Craft your logs carefully

Logging is one of the simplest ways to leave a trace of what your code was doing at a certain point of time — even though it’s a rather short-lived, evanescent trace that usually disappears after just a couple days. Logs are usually classified with levels that describe the nature of the event that developers wanted to record:

  • Debug: for highly specialised information about the state of the system, hardware integration, intermediate operations… with the goal to help developers dive into the internals of the code behaviour. Usually these logs are hidden or even completely omitted in the code, due to the large quantities that can quickly be produced, often being redundant with the other log levels.
  • Info: for high-level, contextualised information about the core state and operations, the “business logic”. If relevant, it contains the necessary information for identifying the subject matter of the log (for example, the book identifier in a library management system). While they are very useful for understanding what happened in a concrete case, most informational logs will never be read by a human.
  • Warn: for abnormal state or behaviour that, if prolonged, might have a negative impact on the user, the infrastructure, or the code itself. These logs should be reviewed and carefully considered by developers. I try to minimise the use of this level and instead decide if my log is an error or just informational.
  • Error: for cases that “shouldn’t have happened”. Attention from the developers is required as soon as possible - but logs should never trigger alerts or pages!

Choosing the level is sometimes the first decision that developers make, when wishing to record a log. Or at least, it’s very often the first thing that developers type. In that moment, it’s important to ask oneself what level of visibility does the new log deserve. A good rule of thumb to aim for “lower” levels (i.e. prefer warnings over errors, and info’s over warnings), because “higher” levels come with a cognitive cost.

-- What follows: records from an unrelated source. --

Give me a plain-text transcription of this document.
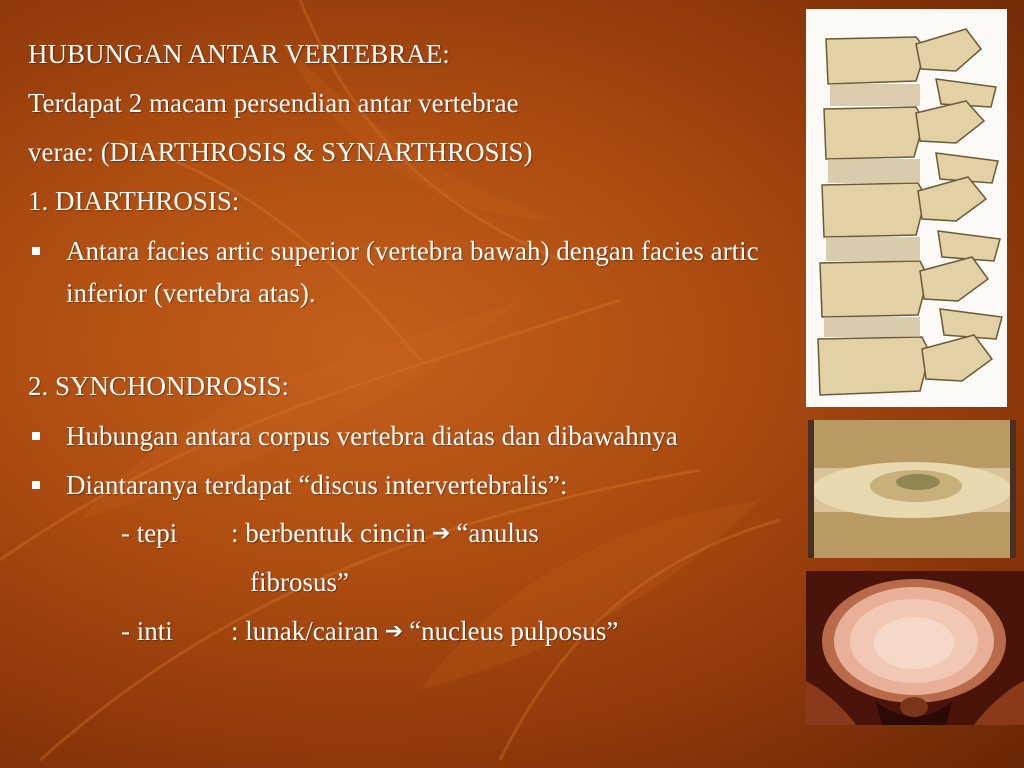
HUBUNGAN ANTAR VERTEBRAE:
Terdapat 2 macam persendian antar vertebrae
verae: (DIARTHROSIS & SYNARTHROSIS)
1. DIARTHROSIS:
Antara facies artic superior (vertebra bawah) dengan facies artic inferior (vertebra atas).
2. SYNCHONDROSIS:
Hubungan antara corpus vertebra diatas dan dibawahnya
Diantaranya terdapat “discus intervertebralis”:
- tepi	: berbentuk cincin ➔ “anulus
fibrosus”
- inti	: lunak/cairan ➔ “nucleus pulposus”
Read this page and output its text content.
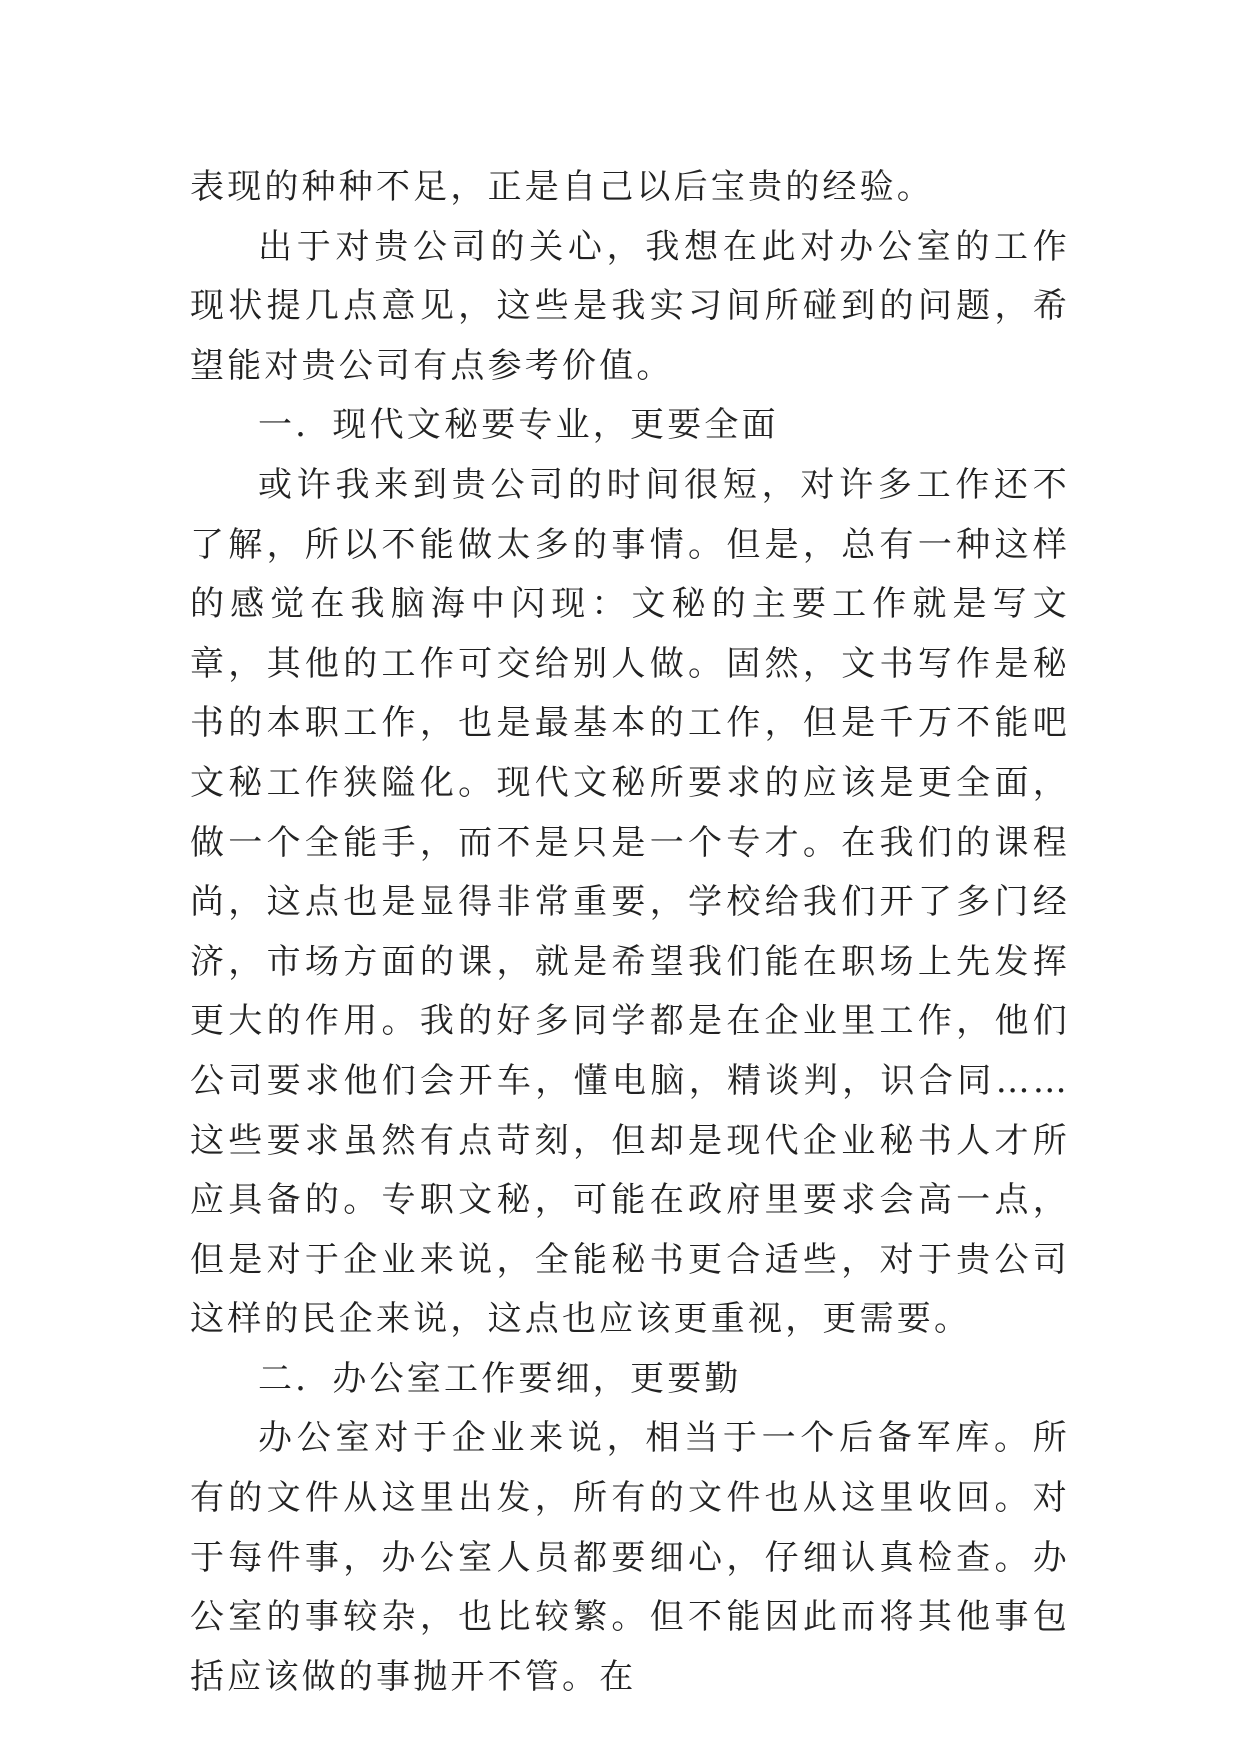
表现的种种不足，正是自己以后宝贵的经验。

出于对贵公司的关心，我想在此对办公室的工作现状提几点意见，这些是我实习间所碰到的问题，希望能对贵公司有点参考价值。

一．现代文秘要专业，更要全面

或许我来到贵公司的时间很短，对许多工作还不了解，所以不能做太多的事情。但是，总有一种这样的感觉在我脑海中闪现：文秘的主要工作就是写文章，其他的工作可交给别人做。固然，文书写作是秘书的本职工作，也是最基本的工作，但是千万不能吧文秘工作狭隘化。现代文秘所要求的应该是更全面，做一个全能手，而不是只是一个专才。在我们的课程尚，这点也是显得非常重要，学校给我们开了多门经济，市场方面的课，就是希望我们能在职场上先发挥更大的作用。我的好多同学都是在企业里工作，他们公司要求他们会开车，懂电脑，精谈判，识合同……这些要求虽然有点苛刻，但却是现代企业秘书人才所应具备的。专职文秘，可能在政府里要求会高一点，但是对于企业来说，全能秘书更合适些，对于贵公司这样的民企来说，这点也应该更重视，更需要。

二．办公室工作要细，更要勤

办公室对于企业来说，相当于一个后备军库。所有的文件从这里出发，所有的文件也从这里收回。对于每件事，办公室人员都要细心，仔细认真检查。办公室的事较杂，也比较繁。但不能因此而将其他事包括应该做的事抛开不管。在
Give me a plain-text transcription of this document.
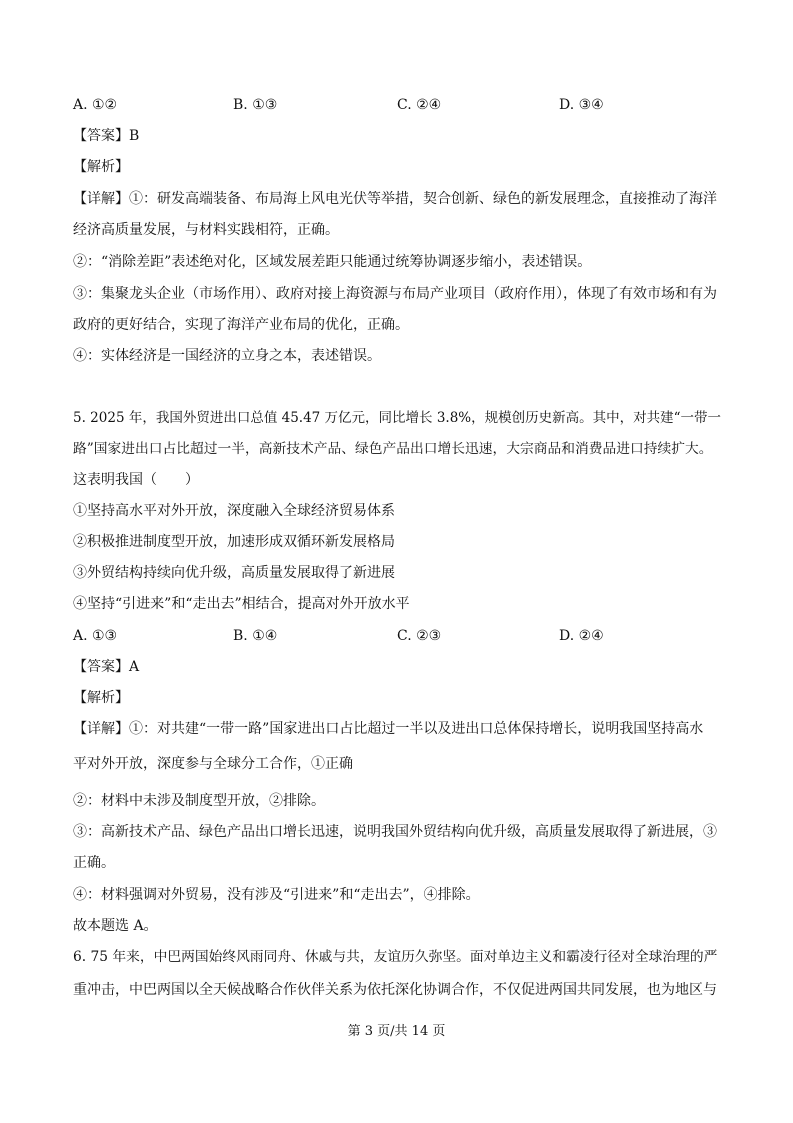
A. ①②	B. ①③	C. ②④	D. ③④
【答案】B
【解析】
【详解】①：研发高端装备、布局海上风电光伏等举措，契合创新、绿色的新发展理念，直接推动了海洋
经济高质量发展，与材料实践相符，正确。
②：“消除差距”表述绝对化，区域发展差距只能通过统筹协调逐步缩小，表述错误。
③：集聚龙头企业（市场作用）、政府对接上海资源与布局产业项目（政府作用），体现了有效市场和有为
政府的更好结合，实现了海洋产业布局的优化，正确。
④：实体经济是一国经济的立身之本，表述错误。
5. 2025 年，我国外贸进出口总值 45.47 万亿元，同比增长 3.8%，规模创历史新高。其中，对共建“一带一
路”国家进出口占比超过一半，高新技术产品、绿色产品出口增长迅速，大宗商品和消费品进口持续扩大。
这表明我国（　　）
①坚持高水平对外开放，深度融入全球经济贸易体系
②积极推进制度型开放，加速形成双循环新发展格局
③外贸结构持续向优升级，高质量发展取得了新进展
④坚持“引进来”和“走出去”相结合，提高对外开放水平
A. ①③	B. ①④	C. ②③	D. ②④
【答案】A
【解析】
【详解】①：对共建“一带一路”国家进出口占比超过一半以及进出口总体保持增长，说明我国坚持高水
平对外开放，深度参与全球分工合作，①正确
②：材料中未涉及制度型开放，②排除。
③：高新技术产品、绿色产品出口增长迅速，说明我国外贸结构向优升级，高质量发展取得了新进展，③
正确。
④：材料强调对外贸易，没有涉及“引进来”和“走出去”，④排除。
故本题选 A。
6. 75 年来，中巴两国始终风雨同舟、休戚与共，友谊历久弥坚。面对单边主义和霸凌行径对全球治理的严
重冲击，中巴两国以全天候战略合作伙伴关系为依托深化协调合作，不仅促进两国共同发展，也为地区与
第 3 页/共 14 页
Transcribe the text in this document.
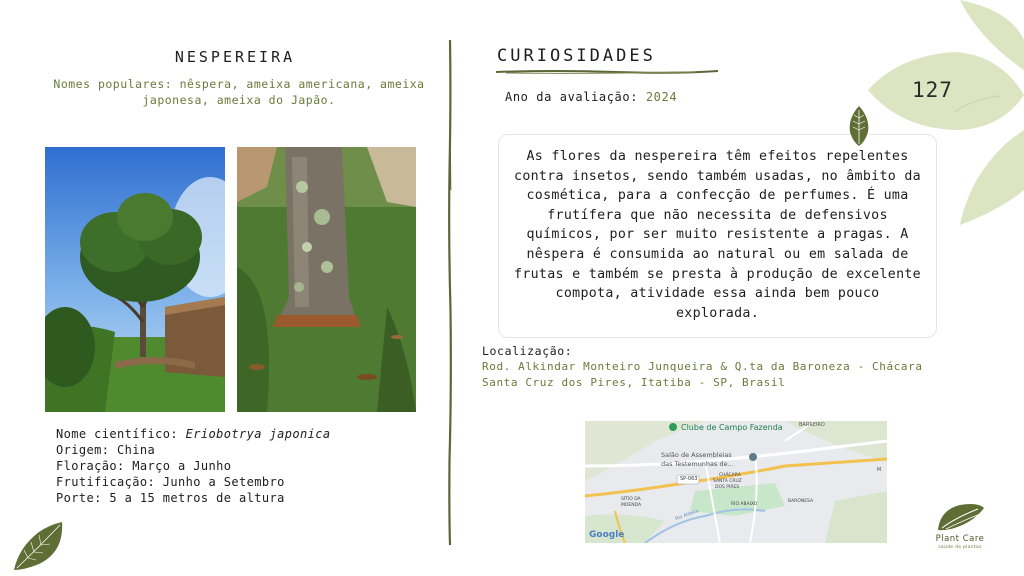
NESPEREIRA
Nomes populares: nêspera, ameixa americana, ameixa japonesa, ameixa do Japão.
Nome científico: Eriobotrya japonica
Origem: China
Floração: Março a Junho
Frutificação: Junho a Setembro
Porte: 5 a 15 metros de altura
CURIOSIDADES
Ano da avaliação: 2024

As flores da nespereira têm efeitos repelentes contra insetos, sendo também usadas, no âmbito da cosmética, para a confecção de perfumes. É uma frutífera que não necessita de defensivos químicos, por ser muito resistente a pragas. A nêspera é consumida ao natural ou em salada de frutas e também se presta à produção de excelente compota, atividade essa ainda bem pouco explorada.

Localização:
Rod. Alkindar Monteiro Junqueira & Q.ta da Baroneza - Chácara Santa Cruz dos Pires, Itatiba - SP, Brasil
Clube de Campo Fazenda	BARREIRO
Salão de Assembleias
das Testemunhas de...
SP-063
CHÁCARA
SANTA CRUZ
DOS PIRES
SÍTIO DA
MOENDA
BARONESA
RIO ABAIXO
Rio Atibaia
M
Google
127
Plant Care
saúde de plantas
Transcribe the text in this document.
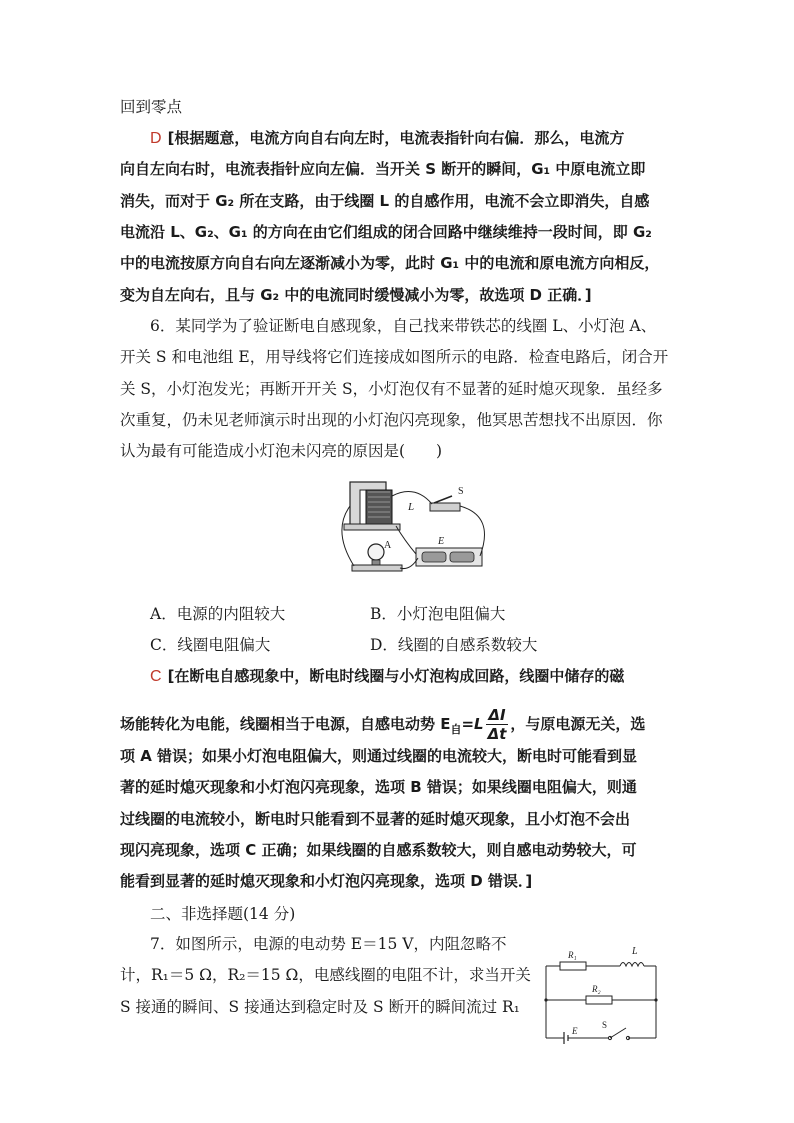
回到零点
D [根据题意，电流方向自右向左时，电流表指针向右偏．那么，电流方
向自左向右时，电流表指针应向左偏．当开关 S 断开的瞬间，G₁ 中原电流立即
消失，而对于 G₂ 所在支路，由于线圈 L 的自感作用，电流不会立即消失，自感
电流沿 L、G₂、G₁ 的方向在由它们组成的闭合回路中继续维持一段时间，即 G₂
中的电流按原方向自右向左逐渐减小为零，此时 G₁ 中的电流和原电流方向相反，
变为自左向右，且与 G₂ 中的电流同时缓慢减小为零，故选项 D 正确．]
6．某同学为了验证断电自感现象，自己找来带铁芯的线圈 L、小灯泡 A、
开关 S 和电池组 E，用导线将它们连接成如图所示的电路．检查电路后，闭合开
关 S，小灯泡发光；再断开开关 S，小灯泡仅有不显著的延时熄灭现象．虽经多
次重复，仍未见老师演示时出现的小灯泡闪亮现象，他冥思苦想找不出原因．你
认为最有可能造成小灯泡未闪亮的原因是(　　)
L
S
A	E
A．电源的内阻较大	B．小灯泡电阻偏大
C．线圈电阻偏大	D．线圈的自感系数较大
C [在断电自感现象中，断电时线圈与小灯泡构成回路，线圈中储存的磁
场能转化为电能，线圈相当于电源，自感电动势 $E_自=L \frac{\Delta I}{\Delta t}$ ，与原电源无关，选
项 A 错误；如果小灯泡电阻偏大，则通过线圈的电流较大，断电时可能看到显
著的延时熄灭现象和小灯泡闪亮现象，选项 B 错误；如果线圈电阻偏大，则通
过线圈的电流较小，断电时只能看到不显著的延时熄灭现象，且小灯泡不会出
现闪亮现象，选项 C 正确；如果线圈的自感系数较大，则自感电动势较大，可
能看到显著的延时熄灭现象和小灯泡闪亮现象，选项 D 错误．]
二、非选择题(14 分)
7．如图所示，电源的电动势 E＝15 V，内阻忽略不
计，R₁＝5 Ω，R₂＝15 Ω，电感线圈的电阻不计，求当开关
S 接通的瞬间、S 接通达到稳定时及 S 断开的瞬间流过 R₁
R₁	L
R₂
E
S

As I mention in my post about reacting to error logs, I believe that developers should strive for a zero error policy, so that error logs are seen as an abnormality that needs fixing. Otherwise, there’s a risk of normalising the errors and consequently devaluing them.

The next and equally important decision is the log message - the words that we actually want to record. I prefer concise but descriptive messages, including all the relevant information for identifying the subject matter. Try to look around for similar logs, it’s usually a good idea to stick to the same format and conventions. For example, if you see error logs like [account-activation] Failed to send activation message for userId {userId} with an exception attached to the log, adding a message like this would feel dissonant: error while sending message for {userId}, exception: {exception.toString()}. Notice the following dissonances:

  • Redundant “error” mention, which takes away precious space from the log message
  • Missing “account activation” tag, which would have allowed to easily filter by the relevant use case
  • Assumption that the reader knows that the identifier is a “user identifier”, which increases the cognitive barrier to benefit from the log
  • Exception added as part of the message body, which clutters the message and make the exception hard to read

Disclaimer: I made up that dissonant log message, luckily I’ve never encountered such an extreme case in the wild!

Logs are sometimes accompanied by optional fields that provide additional context around them. For example, exception stack trace for error logs, response time for access logs, trace identifier for logs on a distributed trace, user identifier for business transactions initiated by users, etc. Having those bits of information available makes a big difference when investigating unexpected behaviours, attempting to understand what happened. However, be mindful if introducing sensitive data or personally identifiable information - incorrect use of data might breach directives like GDPR or other local laws for data protection. On top of that, information exposed in the logs could be used as an attack vector against your systems, if the access is compromised. So it’s a good idea to have a strict access policy and also establish a data retention period in order to avoid keeping unnecessary information. If you have the need to hold log information for auditing purposes, consider an event sourcing architecture or persisting the relevant events into a database, for example.

Given the criticality of some logs (particularly error ones) for debugging and detecting issues building up, I recommend asserting in your tests that logs are actually logged. It will verify the correct behaviour of the logging library and, perhaps more importantly, reveal the criticality of logs that shouldn’t be changed or removed without proper consideration.

In summary, these are my suggestions when it’s time to add a new log:

  • Prefer “lower” log levels
  • Be consistent with the rest of logs when writing your message
  • Write a concise but descriptive messages - avoid redundant information or making assumptions
  • Include optional log fields when appropriate
  • Be mindful about exposing sensitive data through logs
  • If critical for detecting issues, assert that the log is actually logged

And perhaps most importantly: don’t be afraid to challenge your logging conventions and speak up if you think the logs around you could be improved. Having meaningful logs is a blessing for debugging issues and tracing actions!